Purpose: : The aim of this study was to determine the genetic defect in Wagner syndrome, a rare autosomal dominant disorder belonging to the group of hereditary vitreoretinal degenerations. This disease had been genetically mapped to chromosome 5q14.3.

Methods: : The progeny of the original pedigree described by Wagner in 1938 was subjected to DNA sequencing analysis of EDIL3 and CSPG2 exons and their immediate flanking intron sequences. CSPG2 transcripts were analyzed by RT–PCR.

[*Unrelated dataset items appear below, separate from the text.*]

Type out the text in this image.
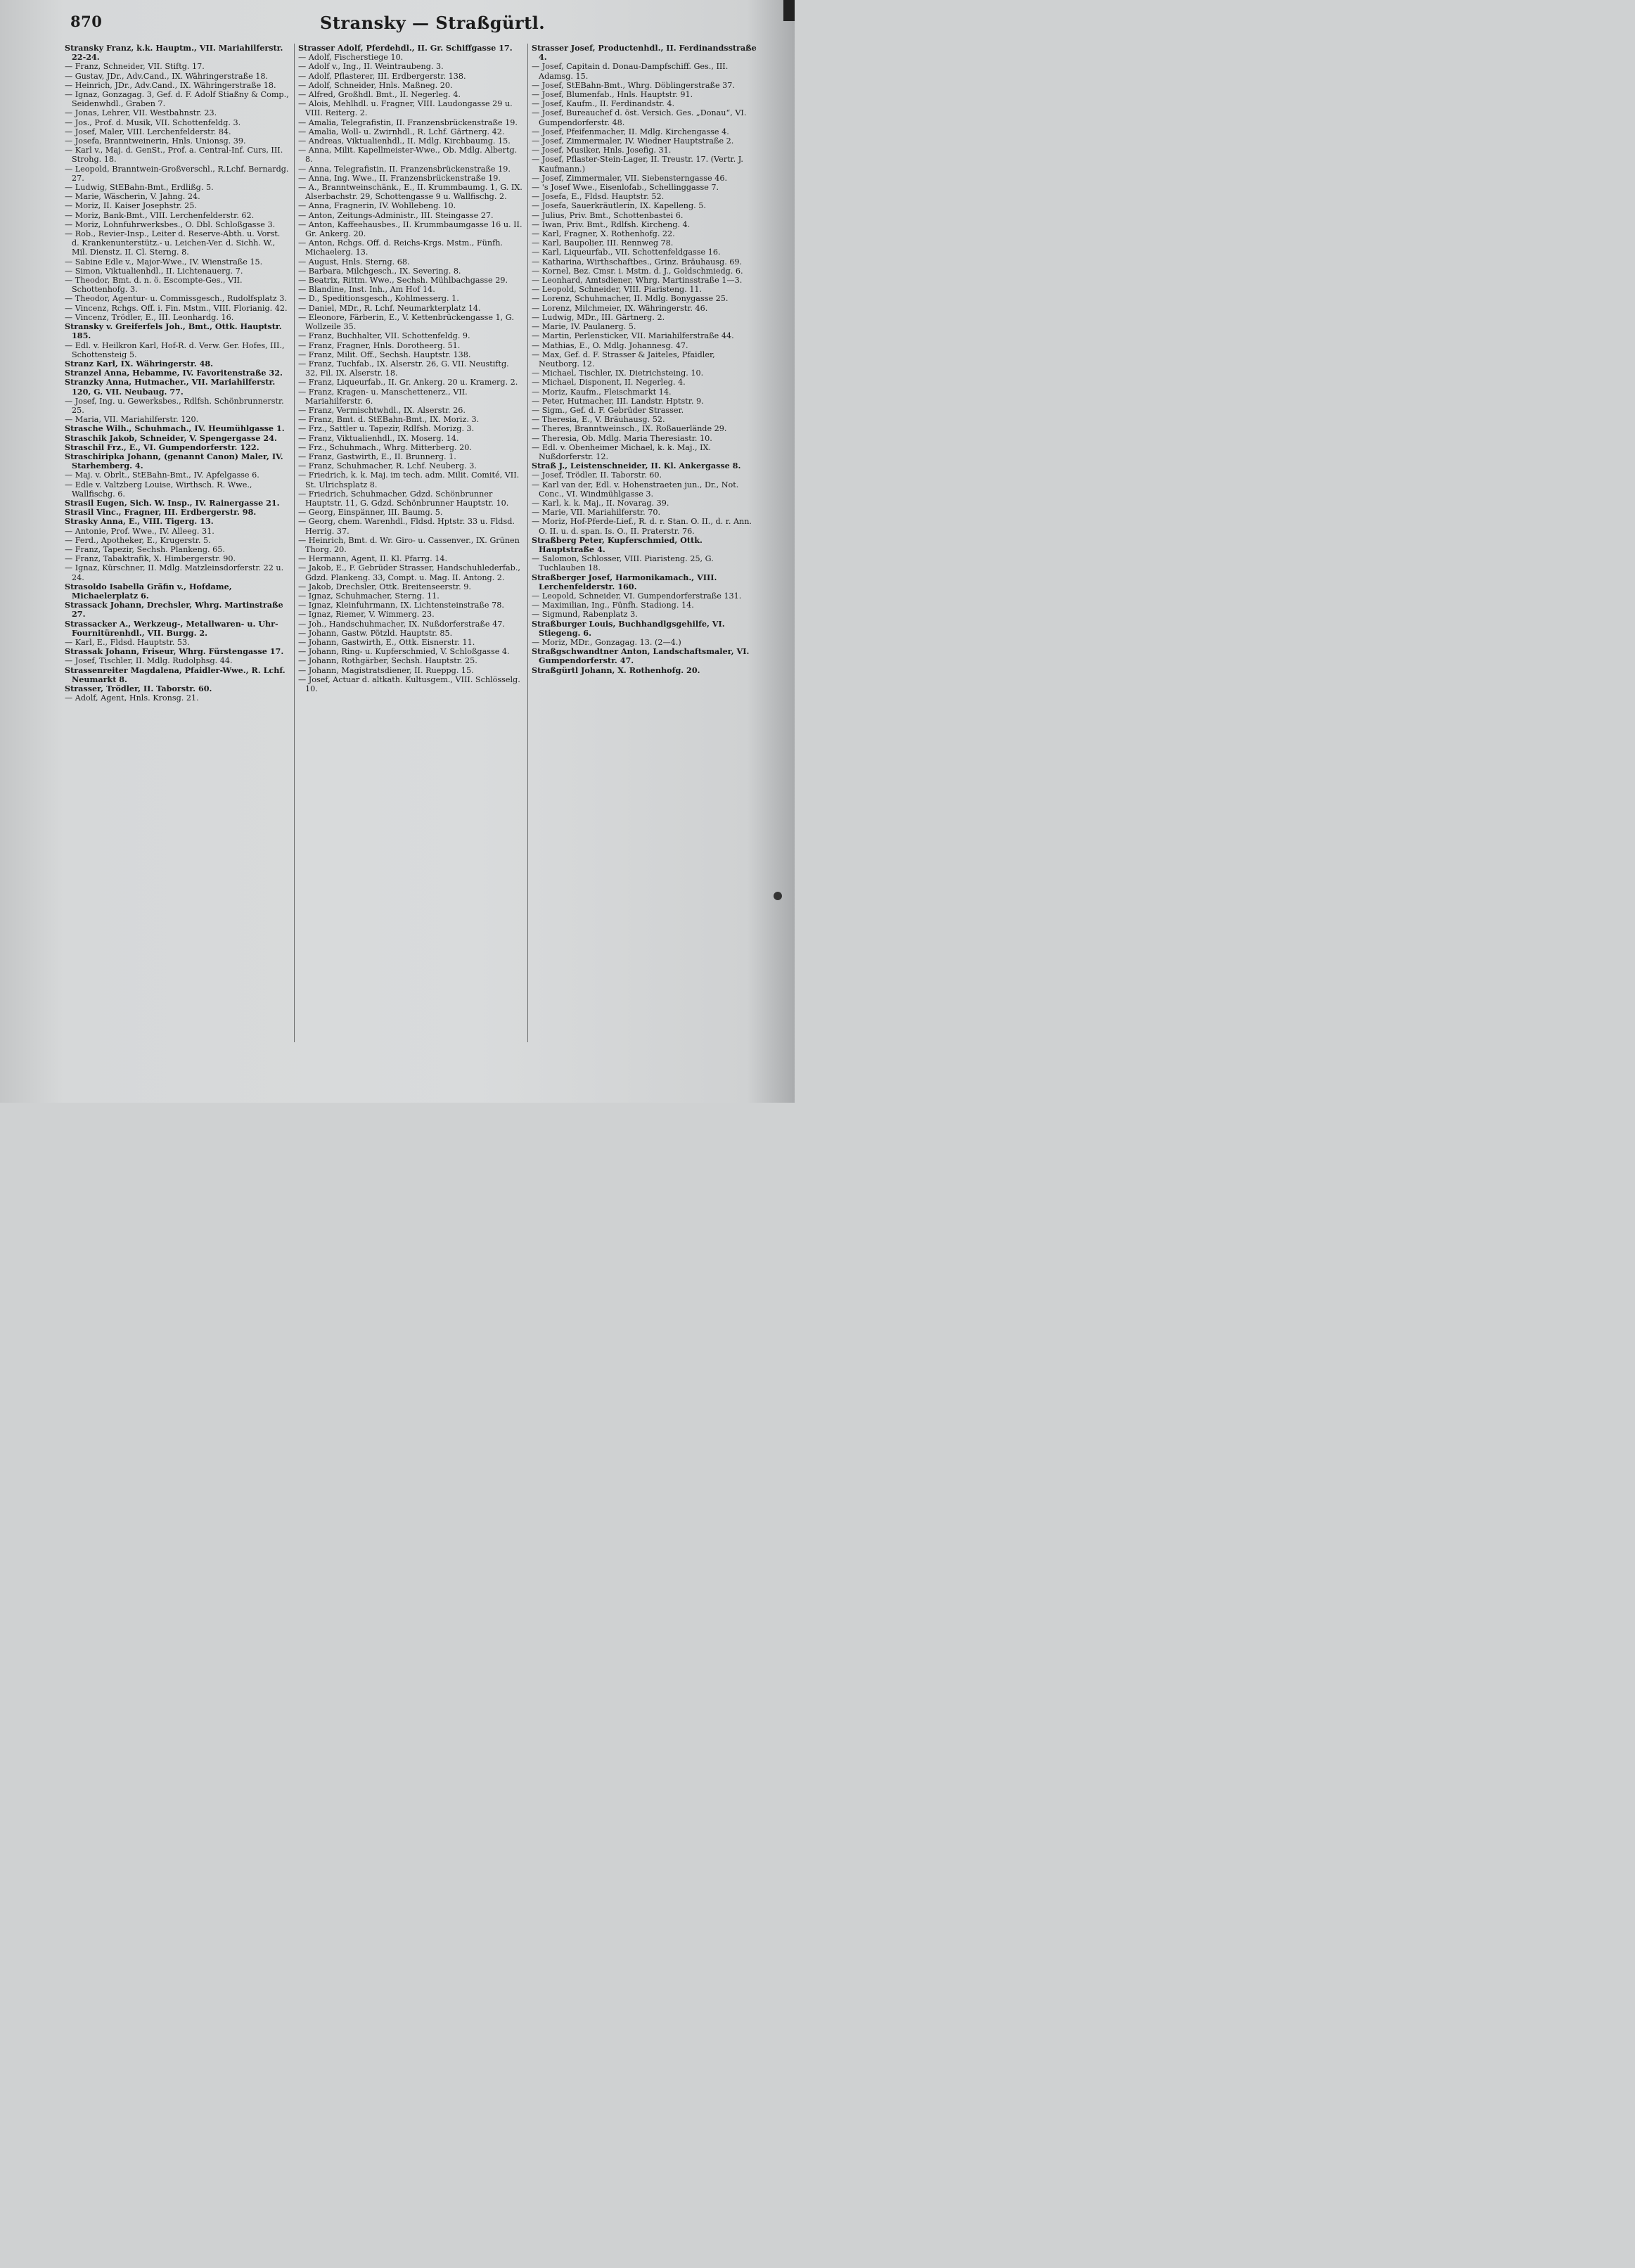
870	Stransky — Straßgürtl.

Stransky Franz, k.k. Hauptm., VII. Mariahilferstr. 22-24.

— Franz, Schneider, VII. Stiftg. 17.

— Gustav, JDr., Adv.Cand., IX. Währingerstraße 18.

— Heinrich, JDr., Adv.Cand., IX. Währingerstraße 18.

— Ignaz, Gonzagag. 3, Gef. d. F. Adolf Stiaßny & Comp., Seidenwhdl., Graben 7.

— Jonas, Lehrer, VII. Westbahnstr. 23.

— Jos., Prof. d. Musik, VII. Schottenfeldg. 3.

— Josef, Maler, VIII. Lerchenfelderstr. 84.

— Josefa, Branntweinerin, Hnls. Unionsg. 39.

— Karl v., Maj. d. GenSt., Prof. a. Central-Inf. Curs, III. Strohg. 18.

— Leopold, Branntwein-Großverschl., R.Lchf. Bernardg. 27.

— Ludwig, StEBahn-Bmt., Erdlißg. 5.

— Marie, Wäscherin, V. Jahng. 24.

— Moriz, II. Kaiser Josephstr. 25.

— Moriz, Bank-Bmt., VIII. Lerchenfelderstr. 62.

— Moriz, Lohnfuhrwerksbes., O. Dbl. Schloßgasse 3.

— Rob., Revier-Insp., Leiter d. Reserve-Abth. u. Vorst. d. Krankenunterstütz.- u. Leichen-Ver. d. Sichh. W., Mil. Dienstz. II. Cl. Sterng. 8.

— Sabine Edle v., Major-Wwe., IV. Wienstraße 15.

— Simon, Viktualienhdl., II. Lichtenauerg. 7.

— Theodor, Bmt. d. n. ö. Escompte-Ges., VII. Schottenhofg. 3.

— Theodor, Agentur- u. Commissgesch., Rudolfsplatz 3.

— Vincenz, Rchgs. Off. i. Fin. Mstm., VIII. Florianig. 42.

— Vincenz, Trödler, E., III. Leonhardg. 16.

Stransky v. Greiferfels Joh., Bmt., Ottk. Hauptstr. 185.

— Edl. v. Heilkron Karl, Hof-R. d. Verw. Ger. Hofes, III., Schottensteig 5.

Stranz Karl, IX. Währingerstr. 48.

Stranzel Anna, Hebamme, IV. Favoritenstraße 32.

Stranzky Anna, Hutmacher., VII. Mariahilferstr. 120, G. VII. Neubaug. 77.

— Josef, Ing. u. Gewerksbes., Rdlfsh. Schönbrunnerstr. 25.

— Maria, VII. Mariahilferstr. 120.

Strasche Wilh., Schuhmach., IV. Heumühlgasse 1.

Straschik Jakob, Schneider, V. Spengergasse 24.

Straschil Frz., E., VI. Gumpendorferstr. 122.

Straschiripka Johann, (genannt Canon) Maler, IV. Starhemberg. 4.

— Maj. v. Obrlt., StEBahn-Bmt., IV. Apfelgasse 6.

— Edle v. Valtzberg Louise, Wirthsch. R. Wwe., Wallfischg. 6.

Strasil Eugen, Sich. W. Insp., IV. Rainergasse 21.

Strasil Vinc., Fragner, III. Erdbergerstr. 98.

Strasky Anna, E., VIII. Tigerg. 13.

— Antonie, Prof. Wwe., IV. Alleeg. 31.

— Ferd., Apotheker, E., Krugerstr. 5.

— Franz, Tapezir, Sechsh. Plankeng. 65.

— Franz, Tabaktrafik, X. Himbergerstr. 90.

— Ignaz, Kürschner, II. Mdlg. Matzleinsdorferstr. 22 u. 24.

Strasoldo Isabella Gräfin v., Hofdame, Michaelerplatz 6.

Strassack Johann, Drechsler, Whrg. Martinstraße 27.

Strassacker A., Werkzeug-, Metallwaren- u. Uhr-Fournitürenhdl., VII. Burgg. 2.

— Karl, E., Fldsd. Hauptstr. 53.

Strassak Johann, Friseur, Whrg. Fürstengasse 17.

— Josef, Tischler, II. Mdlg. Rudolphsg. 44.

Strassenreiter Magdalena, Pfaidler-Wwe., R. Lchf. Neumarkt 8.

Strasser, Trödler, II. Taborstr. 60.

— Adolf, Agent, Hnls. Kronsg. 21.

Strasser Adolf, Pferdehdl., II. Gr. Schiffgasse 17.

— Adolf, Fischerstiege 10.

— Adolf v., Ing., II. Weintraubeng. 3.

— Adolf, Pflasterer, III. Erdbergerstr. 138.

— Adolf, Schneider, Hnls. Maßneg. 20.

— Alfred, Großhdl. Bmt., II. Negerleg. 4.

— Alois, Mehlhdl. u. Fragner, VIII. Laudongasse 29 u. VIII. Reiterg. 2.

— Amalia, Telegrafistin, II. Franzensbrückenstraße 19.

— Amalia, Woll- u. Zwirnhdl., R. Lchf. Gärtnerg. 42.

— Andreas, Viktualienhdl., II. Mdlg. Kirchbaumg. 15.

— Anna, Milit. Kapellmeister-Wwe., Ob. Mdlg. Albertg. 8.

— Anna, Telegrafistin, II. Franzensbrückenstraße 19.

— Anna, Ing. Wwe., II. Franzensbrückenstraße 19.

— A., Branntweinschänk., E., II. Krummbaumg. 1, G. IX. Alserbachstr. 29, Schottengasse 9 u. Wallfischg. 2.

— Anna, Fragnerin, IV. Wohllebeng. 10.

— Anton, Zeitungs-Administr., III. Steingasse 27.

— Anton, Kaffeehausbes., II. Krummbaumgasse 16 u. II. Gr. Ankerg. 20.

— Anton, Rchgs. Off. d. Reichs-Krgs. Mstm., Fünfh. Michaelerg. 13.

— August, Hnls. Sterng. 68.

— Barbara, Milchgesch., IX. Severing. 8.

— Beatrix, Rittm. Wwe., Sechsh. Mühlbachgasse 29.

— Blandine, Inst. Inh., Am Hof 14.

— D., Speditionsgesch., Kohlmesserg. 1.

— Daniel, MDr., R. Lchf. Neumarkterplatz 14.

— Eleonore, Färberin, E., V. Kettenbrückengasse 1, G. Wollzeile 35.

— Franz, Buchhalter, VII. Schottenfeldg. 9.

— Franz, Fragner, Hnls. Dorotheerg. 51.

— Franz, Milit. Off., Sechsh. Hauptstr. 138.

— Franz, Tuchfab., IX. Alserstr. 26, G. VII. Neustiftg. 32, Fil. IX. Alserstr. 18.

— Franz, Liqueurfab., II. Gr. Ankerg. 20 u. Kramerg. 2.

— Franz, Kragen- u. Manschettenerz., VII. Mariahilferstr. 6.

— Franz, Vermischtwhdl., IX. Alserstr. 26.

— Franz, Bmt. d. StEBahn-Bmt., IX. Moriz. 3.

— Frz., Sattler u. Tapezir, Rdlfsh. Morizg. 3.

— Franz, Viktualienhdl., IX. Moserg. 14.

— Frz., Schuhmach., Whrg. Mitterberg. 20.

— Franz, Gastwirth, E., II. Brunnerg. 1.

— Franz, Schuhmacher, R. Lchf. Neuberg. 3.

— Friedrich, k. k. Maj. im tech. adm. Milit. Comité, VII. St. Ulrichsplatz 8.

— Friedrich, Schuhmacher, Gdzd. Schönbrunner Hauptstr. 11, G. Gdzd. Schönbrunner Hauptstr. 10.

— Georg, Einspänner, III. Baumg. 5.

— Georg, chem. Warenhdl., Fldsd. Hptstr. 33 u. Fldsd. Herrig. 37.

— Heinrich, Bmt. d. Wr. Giro- u. Cassenver., IX. Grünen Thorg. 20.

— Hermann, Agent, II. Kl. Pfarrg. 14.

— Jakob, E., F. Gebrüder Strasser, Handschuhlederfab., Gdzd. Plankeng. 33, Compt. u. Mag. II. Antong. 2.

— Jakob, Drechsler, Ottk. Breitenseerstr. 9.

— Ignaz, Schuhmacher, Sterng. 11.

— Ignaz, Kleinfuhrmann, IX. Lichtensteinstraße 78.

— Ignaz, Riemer, V. Wimmerg. 23.

— Joh., Handschuhmacher, IX. Nußdorferstraße 47.

— Johann, Gastw. Pötzld. Hauptstr. 85.

— Johann, Gastwirth, E., Ottk. Eisnerstr. 11.

— Johann, Ring- u. Kupferschmied, V. Schloßgasse 4.

— Johann, Rothgärber, Sechsh. Hauptstr. 25.

— Johann, Magistratsdiener, II. Rueppg. 15.

— Josef, Actuar d. altkath. Kultusgem., VIII. Schlösselg. 10.

Strasser Josef, Productenhdl., II. Ferdinandsstraße 4.

— Josef, Capitain d. Donau-Dampfschiff. Ges., III. Adamsg. 15.

— Josef, StEBahn-Bmt., Whrg. Döblingerstraße 37.

— Josef, Blumenfab., Hnls. Hauptstr. 91.

— Josef, Kaufm., II. Ferdinandstr. 4.

— Josef, Bureauchef d. öst. Versich. Ges. „Donau“, VI. Gumpendorferstr. 48.

— Josef, Pfeifenmacher, II. Mdlg. Kirchengasse 4.

— Josef, Zimmermaler, IV. Wiedner Hauptstraße 2.

— Josef, Musiker, Hnls. Josefig. 31.

— Josef, Pflaster-Stein-Lager, II. Treustr. 17. (Vertr. J. Kaufmann.)

— Josef, Zimmermaler, VII. Siebensterngasse 46.

— 's Josef Wwe., Eisenlofab., Schellinggasse 7.

— Josefa, E., Fldsd. Hauptstr. 52.

— Josefa, Sauerkräutlerin, IX. Kapelleng. 5.

— Julius, Priv. Bmt., Schottenbastei 6.

— Iwan, Priv. Bmt., Rdlfsh. Kircheng. 4.

— Karl, Fragner, X. Rothenhofg. 22.

— Karl, Baupolier, III. Rennweg 78.

— Karl, Liqueurfab., VII. Schottenfeldgasse 16.

— Katharina, Wirthschaftbes., Grinz. Bräuhausg. 69.

— Kornel, Bez. Cmsr. i. Mstm. d. J., Goldschmiedg. 6.

— Leonhard, Amtsdiener, Whrg. Martinsstraße 1—3.

— Leopold, Schneider, VIII. Piaristeng. 11.

— Lorenz, Schuhmacher, II. Mdlg. Bonygasse 25.

— Lorenz, Milchmeier, IX. Währingerstr. 46.

— Ludwig, MDr., III. Gärtnerg. 2.

— Marie, IV. Paulanerg. 5.

— Martin, Perlensticker, VII. Mariahilferstraße 44.

— Mathias, E., O. Mdlg. Johannesg. 47.

— Max, Gef. d. F. Strasser & Jaiteles, Pfaidler, Neutborg. 12.

— Michael, Tischler, IX. Dietrichsteing. 10.

— Michael, Disponent, II. Negerleg. 4.

— Moriz, Kaufm., Fleischmarkt 14.

— Peter, Hutmacher, III. Landstr. Hptstr. 9.

— Sigm., Gef. d. F. Gebrüder Strasser.

— Theresia, E., V. Bräuhausg. 52.

— Theres, Branntweinsch., IX. Roßauerlände 29.

— Theresia, Ob. Mdlg. Maria Theresiastr. 10.

— Edl. v. Obenheimer Michael, k. k. Maj., IX. Nußdorferstr. 12.

Straß J., Leistenschneider, II. Kl. Ankergasse 8.

— Josef, Trödler, II. Taborstr. 60.

— Karl van der, Edl. v. Hohenstraeten jun., Dr., Not. Conc., VI. Windmühlgasse 3.

— Karl, k. k. Maj., II. Novarag. 39.

— Marie, VII. Mariahilferstr. 70.

— Moriz, Hof-Pferde-Lief., R. d. r. Stan. O. II., d. r. Ann. O. II. u. d. span. Is. O., II. Praterstr. 76.

Straßberg Peter, Kupferschmied, Ottk. Hauptstraße 4.

— Salomon, Schlosser, VIII. Piaristeng. 25, G. Tuchlauben 18.

Straßberger Josef, Harmonikamach., VIII. Lerchenfelderstr. 160.

— Leopold, Schneider, VI. Gumpendorferstraße 131.

— Maximilian, Ing., Fünfh. Stadiong. 14.

— Sigmund, Rabenplatz 3.

Straßburger Louis, Buchhandlgsgehilfe, VI. Stiegeng. 6.

— Moriz, MDr., Gonzagag. 13. (2—4.)

Straßgschwandtner Anton, Landschaftsmaler, VI. Gumpendorferstr. 47.

Straßgürtl Johann, X. Rothenhofg. 20.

Results: : While no alterations were detected in EDIL3 several changes were identified in the CSPG2gene. Only one of these, a heterozygous G to A substitution of the first nucleotide in intron 8, co–segregates with the disease phenotype. This change disrupts the highly conserved GT splice donor sequence. In blood cells of an index patient we found CSPG2 transcripts with normally spliced exon 8/9 junction but also two erroneous CSPG2 transcripts. One of them lacks the entire exon 8 while the other is missing only the last 21 bps of exon 8.

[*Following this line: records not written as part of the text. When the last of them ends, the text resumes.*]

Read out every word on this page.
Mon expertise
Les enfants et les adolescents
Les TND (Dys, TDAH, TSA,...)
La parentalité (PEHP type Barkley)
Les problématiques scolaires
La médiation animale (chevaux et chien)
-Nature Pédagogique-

Conclusions: : CSPG2 encodes versican, a large extracellular matrix proteoglycan, which is expressed by four tissues specific variants distinguishable by the presence or absence of exons 7 and/or 8. We hypothesize that the splice defect results in ectopic expression of the V2 variant in the vitreous, thereby affecting interactions with other extracellular matrix components and consequently disturbing the ultrastructural organisation of the vitreous gel, ultimately leading to a liquefaction of the vitreous and rendering the physiological properties to the observed pathology of vitreoretinopathy. Tests to verify our hypothesis and investigate the role of the two aberrant CSPG2 transcripts are in progress.